Ab initio based polarizable force field generation and application to liquid silica and magnesia

TL;DR

This paper extends the potfit program to generate polarizable force fields including electrostatics and induced dipoles, enabling large-scale molecular dynamics simulations of metal oxides like silica and magnesia.

Contribution

It introduces a new method for generating polarizable potentials from ab initio data with linear scaling, validated on liquid silica and magnesia.

Findings

Successfully generated potentials for SiO2 and MgO

Accurately modeled microstructural and thermodynamic properties

Enabled large-scale simulations with linear computational effort

Abstract

We extend the program potfit, which generates effective atomic interaction potentials from ab initio data, to electrostatic interactions and induced dipoles. The potential parametrization algorithm uses the Wolf direct, pairwise summation method with spherical truncation.

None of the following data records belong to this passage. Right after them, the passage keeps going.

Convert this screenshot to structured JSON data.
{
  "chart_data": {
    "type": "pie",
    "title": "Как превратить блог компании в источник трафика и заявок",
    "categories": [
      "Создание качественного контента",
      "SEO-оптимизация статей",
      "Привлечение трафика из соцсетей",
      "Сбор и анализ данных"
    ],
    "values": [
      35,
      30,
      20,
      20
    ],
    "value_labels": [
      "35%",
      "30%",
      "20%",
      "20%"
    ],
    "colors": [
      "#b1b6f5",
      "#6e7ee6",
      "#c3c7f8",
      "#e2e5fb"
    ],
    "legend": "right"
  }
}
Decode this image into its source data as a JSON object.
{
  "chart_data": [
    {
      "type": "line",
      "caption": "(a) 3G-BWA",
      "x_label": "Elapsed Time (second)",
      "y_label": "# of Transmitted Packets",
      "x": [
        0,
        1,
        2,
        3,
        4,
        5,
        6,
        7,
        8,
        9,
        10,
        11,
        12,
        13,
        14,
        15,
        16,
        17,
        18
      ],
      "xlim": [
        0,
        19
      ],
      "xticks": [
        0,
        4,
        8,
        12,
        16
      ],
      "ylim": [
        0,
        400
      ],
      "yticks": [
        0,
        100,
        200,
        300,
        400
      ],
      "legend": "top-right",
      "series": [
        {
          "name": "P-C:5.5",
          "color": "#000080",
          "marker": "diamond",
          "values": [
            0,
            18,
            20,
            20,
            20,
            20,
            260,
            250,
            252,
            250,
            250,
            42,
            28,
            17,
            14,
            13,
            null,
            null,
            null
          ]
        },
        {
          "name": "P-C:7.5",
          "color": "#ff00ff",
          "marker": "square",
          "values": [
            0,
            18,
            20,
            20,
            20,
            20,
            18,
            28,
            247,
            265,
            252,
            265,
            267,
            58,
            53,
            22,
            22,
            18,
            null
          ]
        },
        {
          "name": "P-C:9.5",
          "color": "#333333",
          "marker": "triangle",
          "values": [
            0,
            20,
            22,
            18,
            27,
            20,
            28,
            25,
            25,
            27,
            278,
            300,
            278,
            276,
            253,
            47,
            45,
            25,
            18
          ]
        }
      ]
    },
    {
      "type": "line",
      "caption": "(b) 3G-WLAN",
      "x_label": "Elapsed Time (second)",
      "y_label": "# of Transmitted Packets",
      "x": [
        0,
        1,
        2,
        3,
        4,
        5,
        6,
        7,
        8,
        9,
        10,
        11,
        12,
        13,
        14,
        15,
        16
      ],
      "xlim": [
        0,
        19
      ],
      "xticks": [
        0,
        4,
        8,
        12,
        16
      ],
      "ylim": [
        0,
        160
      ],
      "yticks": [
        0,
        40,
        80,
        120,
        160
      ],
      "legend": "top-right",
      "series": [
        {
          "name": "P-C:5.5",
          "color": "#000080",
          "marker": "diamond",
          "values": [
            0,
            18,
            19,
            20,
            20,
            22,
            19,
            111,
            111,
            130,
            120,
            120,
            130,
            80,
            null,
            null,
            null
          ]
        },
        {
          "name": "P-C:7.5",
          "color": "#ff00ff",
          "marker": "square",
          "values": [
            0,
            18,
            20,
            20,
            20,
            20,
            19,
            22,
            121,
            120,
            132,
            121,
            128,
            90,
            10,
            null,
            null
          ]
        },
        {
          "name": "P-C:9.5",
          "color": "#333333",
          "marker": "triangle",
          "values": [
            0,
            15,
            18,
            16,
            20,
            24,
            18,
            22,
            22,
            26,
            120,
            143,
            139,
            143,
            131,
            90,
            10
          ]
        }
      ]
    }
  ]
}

The polarizability of oxygen atoms is modeled with the Tangney-Scandolo interatomic force field approach. Due to the Wolf summation, the computational effort in simulation scales linearly in the number of particles, despite the presence of electrostatic interactions. Thus, this model allows to perform large-scale molecular dynamics simulations of metal oxides with realistic potentials. Details of the implementation are given, and the generation of potentials for SiO2 and MgO is demonstrated. The approach is validated by simulations of microstructural, thermodynamic and vibrational properties of liquid silica and magnesia.